La opinión de un estudiante que respeto me deja pensando: “Lo más pesado de nuestra edad es soportar la mirada de los adultos”. Y con mirada quiso decir expectativas, presiones, juicios. ¿Será más difícil vivir la juventud hoy que en otros tiempos?, es el colateral implícito en esta meditación que, periódicamente, aparece entre quienes nos movemos entre gente joven.
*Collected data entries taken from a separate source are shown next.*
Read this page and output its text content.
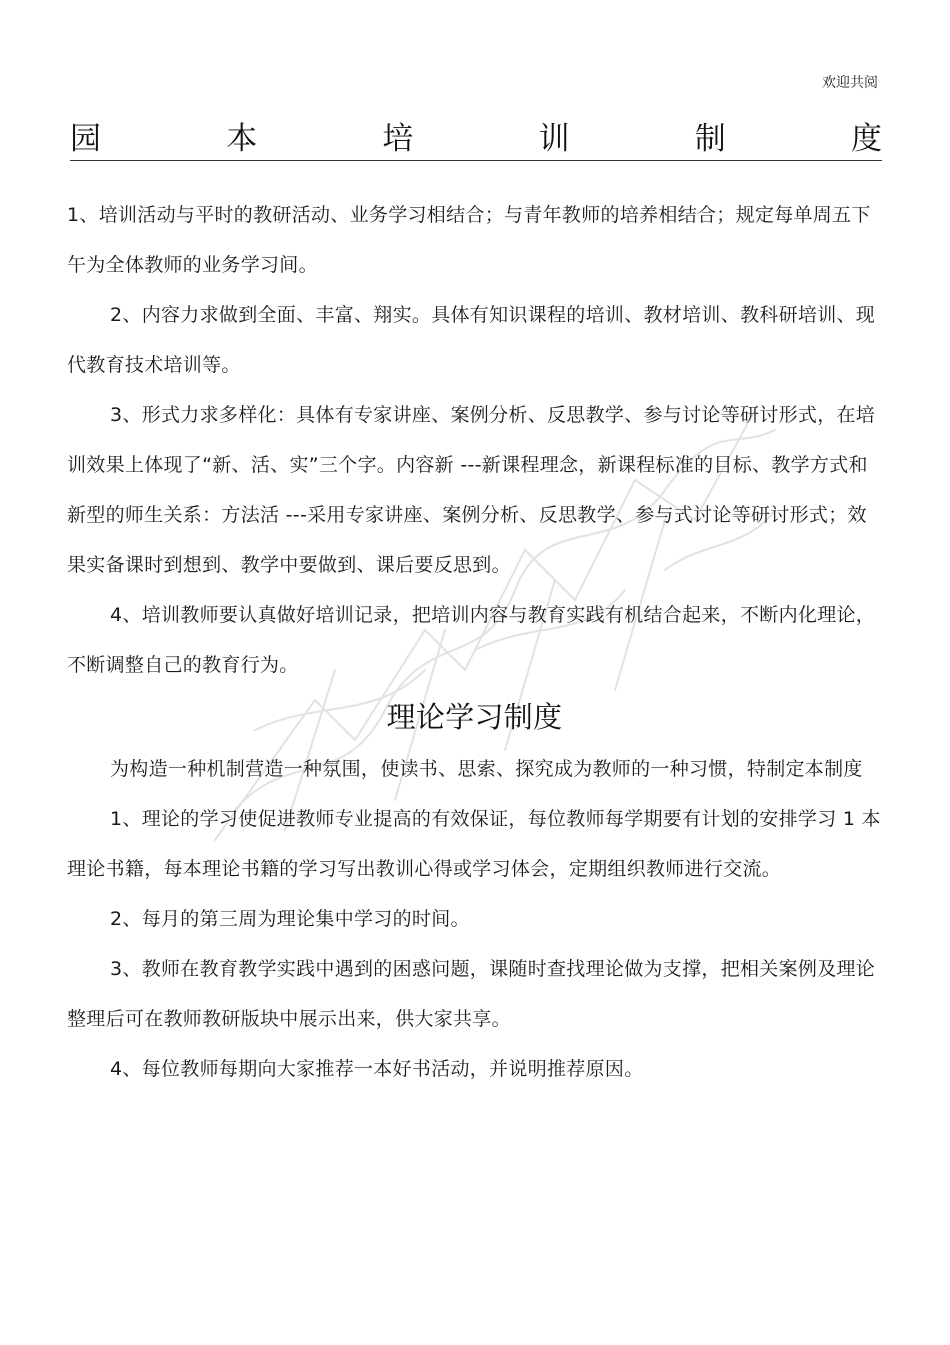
欢迎共阅
园	本	培	训	制	度

1、培训活动与平时的教研活动、业务学习相结合；与青年教师的培养相结合；规定每单周五下午为全体教师的业务学习间。

2、内容力求做到全面、丰富、翔实。具体有知识课程的培训、教材培训、教科研培训、现代教育技术培训等。

3、形式力求多样化：具体有专家讲座、案例分析、反思教学、参与讨论等研讨形式，在培训效果上体现了“新、活、实”三个字。内容新 ---新课程理念，新课程标准的目标、教学方式和新型的师生关系：方法活 ---采用专家讲座、案例分析、反思教学、参与式讨论等研讨形式；效果实备课时到想到、教学中要做到、课后要反思到。

4、培训教师要认真做好培训记录，把培训内容与教育实践有机结合起来，不断内化理论，不断调整自己的教育行为。

理论学习制度

为构造一种机制营造一种氛围，使读书、思索、探究成为教师的一种习惯，特制定本制度

1、理论的学习使促进教师专业提高的有效保证，每位教师每学期要有计划的安排学习 1 本理论书籍，每本理论书籍的学习写出教训心得或学习体会，定期组织教师进行交流。

2、每月的第三周为理论集中学习的时间。

3、教师在教育教学实践中遇到的困惑问题，课随时查找理论做为支撑，把相关案例及理论整理后可在教师教研版块中展示出来，供大家共享。

4、每位教师每期向大家推荐一本好书活动，并说明推荐原因。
En materia de opiniones hay para todos los colores. Pero ya no se trata solo de pareceres sino de investigación y estudio. Lo juvenil –en esta expresión que evade el sustantivo, categoría de los conceptos claros– es objeto de análisis de variadas ramas del conocimiento. Y ya sea desde esos frentes o, nada más, desde la observación más directa de los fenómenos cercanos, podemos identificar a un sector juvenil viviendo en unos tiempos en los cuales el afán de dinero tiene un mecanismo propio que contamina a la gente, cada vez más pronto para orientar pasos –rectos y torcidos– en su persecución, porque vivimos una época que está persuadida de que la felicidad radica en la posesión de las cosas, en la búsqueda constante del placer que reside en los servicios más sofisticados y en los bienes más ostentosos.
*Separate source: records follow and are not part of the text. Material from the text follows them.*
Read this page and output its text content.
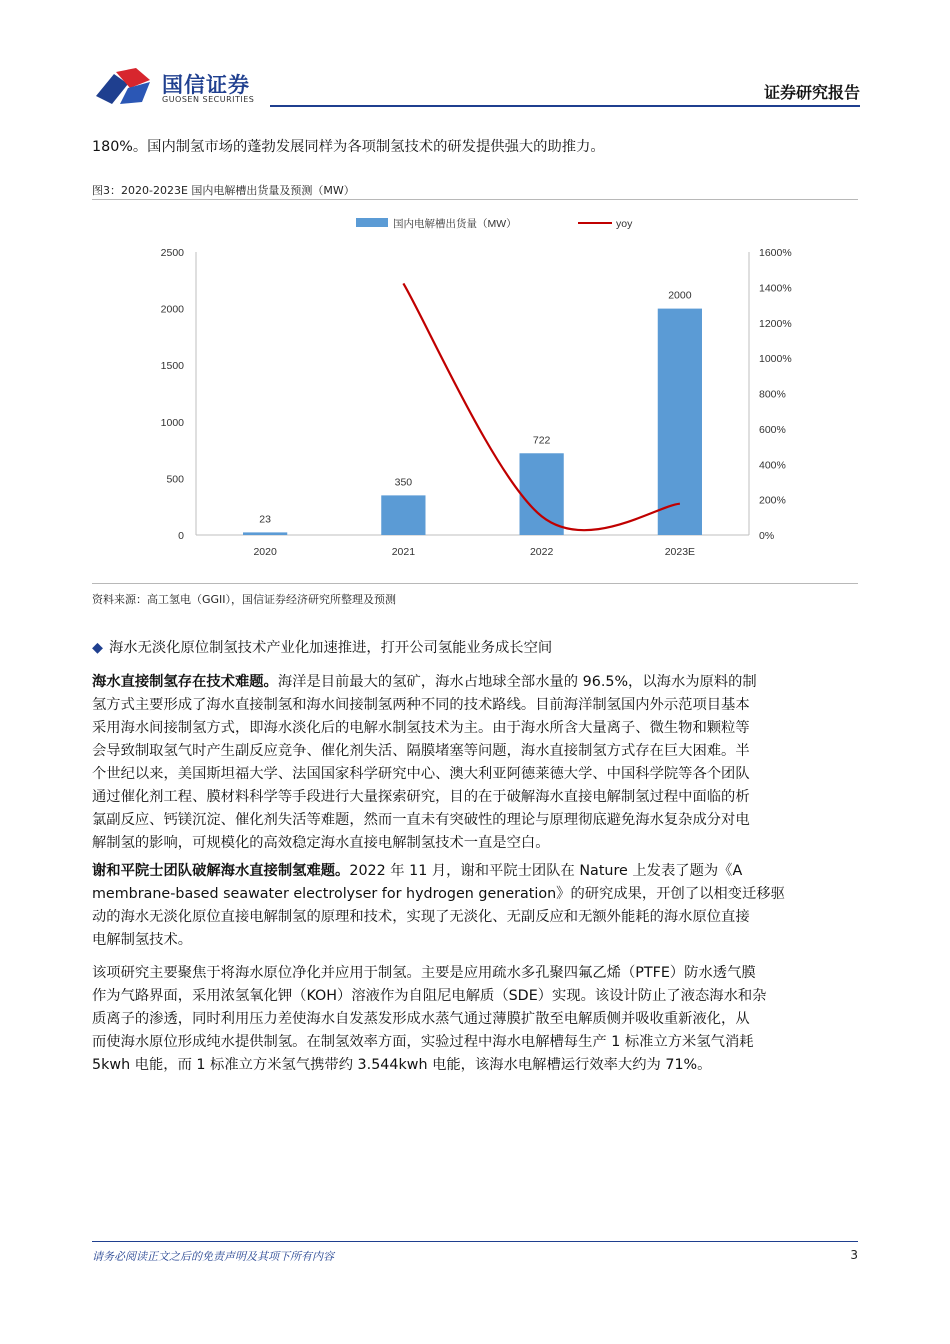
国信证券
GUOSEN SECURITIES	证券研究报告
180%。国内制氢市场的蓬勃发展同样为各项制氢技术的研发提供强大的助推力。
图3：2020-2023E 国内电解槽出货量及预测（MW）
国内电解槽出货量（MW）	yoy
0
500
1000
1500
2000
2500
0%
200%
400%
600%
800%
1000%
1200%
1400%
1600%
23
350
722
2000
2020	2021	2022	2023E
资料来源：高工氢电（GGII），国信证券经济研究所整理及预测
◆ 海水无淡化原位制氢技术产业化加速推进，打开公司氢能业务成长空间
海水直接制氢存在技术难题。海洋是目前最大的氢矿，海水占地球全部水量的 96.5%，以海水为原料的制
氢方式主要形成了海水直接制氢和海水间接制氢两种不同的技术路线。目前海洋制氢国内外示范项目基本
采用海水间接制氢方式，即海水淡化后的电解水制氢技术为主。由于海水所含大量离子、微生物和颗粒等
会导致制取氢气时产生副反应竞争、催化剂失活、隔膜堵塞等问题，海水直接制氢方式存在巨大困难。半
个世纪以来，美国斯坦福大学、法国国家科学研究中心、澳大利亚阿德莱德大学、中国科学院等各个团队
通过催化剂工程、膜材料科学等手段进行大量探索研究，目的在于破解海水直接电解制氢过程中面临的析
氯副反应、钙镁沉淀、催化剂失活等难题，然而一直未有突破性的理论与原理彻底避免海水复杂成分对电
解制氢的影响，可规模化的高效稳定海水直接电解制氢技术一直是空白。
谢和平院士团队破解海水直接制氢难题。2022 年 11 月，谢和平院士团队在 Nature 上发表了题为《A
membrane-based seawater electrolyser for hydrogen generation》的研究成果，开创了以相变迁移驱
动的海水无淡化原位直接电解制氢的原理和技术，实现了无淡化、无副反应和无额外能耗的海水原位直接
电解制氢技术。
该项研究主要聚焦于将海水原位净化并应用于制氢。主要是应用疏水多孔聚四氟乙烯（PTFE）防水透气膜
作为气路界面，采用浓氢氧化钾（KOH）溶液作为自阻尼电解质（SDE）实现。该设计防止了液态海水和杂
质离子的渗透，同时利用压力差使海水自发蒸发形成水蒸气通过薄膜扩散至电解质侧并吸收重新液化，从
而使海水原位形成纯水提供制氢。在制氢效率方面，实验过程中海水电解槽每生产 1 标准立方米氢气消耗
5kwh 电能，而 1 标准立方米氢气携带约 3.544kwh 电能，该海水电解槽运行效率大约为 71%。
请务必阅读正文之后的免责声明及其项下所有内容	3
Esa es la lección principal. Un llamado a los mundos del poder y del dinero. Y junto a ella, una segunda lección: la del disfrute. Reparemos en cuánto se insiste desde la publicidad y toda clase de medios de entretenimiento en la invitación a pasarla bien, a divertirse, a gozar en unos esquemas que lucen bastante repetidos (fiesta con alcohol, playa con alcohol y sugerencias hacia actividades que no se enuncian pero que están implícitas).

Y frente a todo eso, nuestros jóvenes. Herederos de un mundo malhecho, de una sociedad descompuesta, agresiva y devastada, los viven según la marca de su clase social. Con profundo resentimiento los que han nacido en medio de la necesidad y la carencia; con olfato oportunista los que se sienten llamados a integrar las filas del consumo; con pereza e irresponsabilidad los que han sido acunados desde siempre entre los privilegios.

No hay duda de que los padres y maestros tenemos que cambiar nuestro discurso o revisar nuestras maneras de acercarnos a los jóvenes. Nunca ha sido más difícil que hoy la tarea educativa. Tal vez debamos ser más consecuentes con lo que nosotros mismos hemos sembrado en ellos, para no hacer demandas incoherentes. Yo fácilmente me escandalizo cuando un universitario me revela cuán duro le resulta madrugar y estar lúcido a las 07h00 (y si hay detrás de esa molicie exceso de horas de televisión es culpa de su hogar, pero si la causa es el prematuro trabajo es culpa de la sociedad). O cuando los textos de estudio les parecen “aburridos” porque anhelan seguir embarcados en la cultura del entretenimiento hasta en los niveles del más alto requerimiento intelectual. Pero mi impaciencia es explicada por la Psicología, que nos instruye sobre lo reducido del tiempo de concentración; por la Pedagogía, que nos insta a enriquecer las herramientas del trabajo en el aula; por la Ética, que refuerza la lección sobre el respeto y tolerancia que se merecen nuestros alumnos.

Y allí vamos los maestros... urgidos por nuestra conciencia, empujados por deberes de auténtica trascendencia social.